Pochi asili, genitori si dimettono per stare con i figli

Un papà porta a scuola la figlia per mano.
Un papà porta a scuola la figlia per mano.

ROMA. – Con pochi asili nido, o quanto meno con pochi asili a costi accessibili, senza il sostegno di altri parenti e con baby sitter il cui stipendio pesa inevitabilmente sul bilancio familiare, molti genitori decidono sempre più spesso di lasciare il lavoro per prendersi cura dei figli in prima persona.

Secondo l’Uecoop, l’Unione europea delle cooperative, i dati dell’Ispettorato del lavoro dimostrano come un genitore su tre tra quelli che si licenziano lo fa proprio per motivi familiari legati ai bambini.

I ritmi quotidiani, gli impegni, la mancanza di tempo extra lavorativo e l’incertezza sul futuro stanno allargando l’area dei bisogni delle famiglie, spiega Uecoop, con oltre 49mila papà e mamme che nel 2018 hanno deciso di dare le dimissioni in primo luogo per l’assenza di parenti di supporto (27%), ma anche per l’elevata incidenza dei costi di assistenza al neonato fra asilo e baby sitter (7%) se non proprio per il mancato accoglimento dei figli al nido (2%).

Negli asili nido italiani, insiste l’associazione, c’è posto solo per 1 bambino su 4, il 24% di quelli fino a tre anni d’età, contro il parametro del 33% fissato dalla Ue come minimo per poter conciliare vita familiare e professionale.

Non a caso, come ricordato dalla sottosegretaria al Lavoro, Francesca Puglisi, la legge di bilancio in discussione in Parlamento ha fatto degli asili gratis per le fasce più basse della popolazione uno dei suoi punti cardine, abbassando fino ad azzerarle a seconda del reddito a partire da gennaio 2020, le rette per l’accoglienza dei più piccoli e stanziando risorse pari a 100 milioni di euro per la costruzione e ristrutturazione di edifici da adibire proprio ad asili.

Nel frattempo però l’assenza di sostegni personali o pubblici ha sempre più spesso portato il welfare privato ad integrare quello pubblico, non solo con strutture a pagamento destinate alle famiglie che se le possono permettere, ma anche con accordi aziendali, visto che al primo posto tra i servizi più richiesti dai lavoratori ci sono proprio quelli che riguardano la scuola e l’istruzione dei figli (79%).

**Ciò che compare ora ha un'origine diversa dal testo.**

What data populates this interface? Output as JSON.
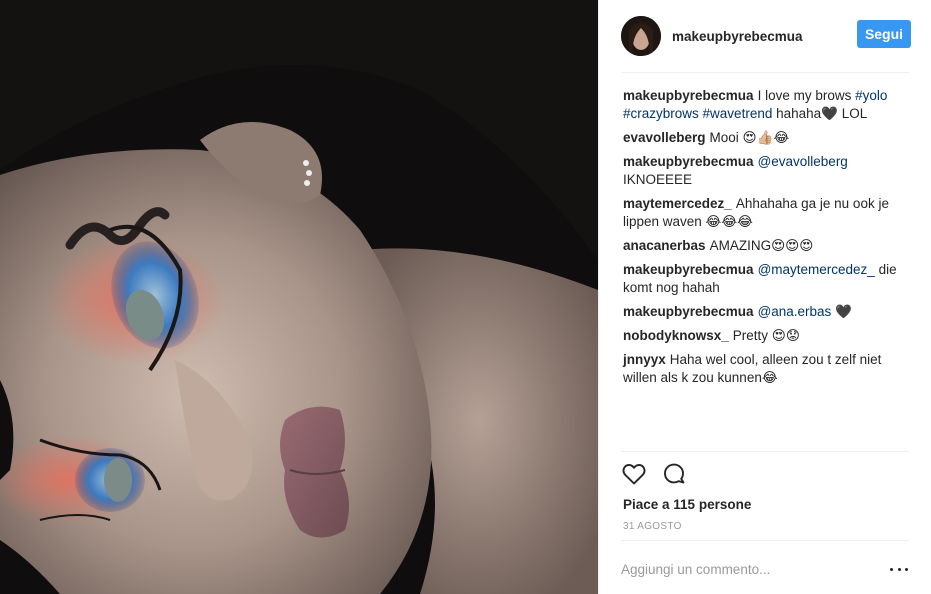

Nei posti di lavoro sono così sempre più diffusi asili aziendali per i figli dei dipendenti, oppure iniziative di mini nido con “tate” che seguono piccoli gruppi di bambini in grandi appartamenti attrezzati. Servizi che, sia nel pubblico che nel privato, sottolinea ancora Uecoop, “sono spesso realizzati insieme a cooperative in grado di offrire personale già formato e locali adatti”.

Una soluzione evidentemente meno pesante per i bilanci familiari degli asili veri e propri. Secondo uno studio della Uil, la frequenza a tempo pieno (con un turno di 8 ore pari a quello di un lavoratore dipendente) nelle strutture comunali incide sulle tasche delle famiglie italiane, mediamente, 270 euro al mese, pari a 2.700 euro l’anno.

Dal Nord al Sud dell’Italia, i costi variano sensibilmente da città a città e su tutte spiccano Brescia e Cuneo, dove frequentare un asilo nido, per una famiglia campione (con un reddito di 44 mila euro, 37.600 netti l’anno, pari ad un reddito Isee di 17.812 euro), costa mediamente 445 euro mensili. Le rette più basse sono invece quelle di Trapani, dove si paga un quarto rispetto alle due città del Nord, ovvero 111 euro al mese.

Prendendo in considerazione le grandi città, in testa si piazza Firenze dove la retta costa mediamente 338 euro; in coda Roma, con una media di 174 euro al mese.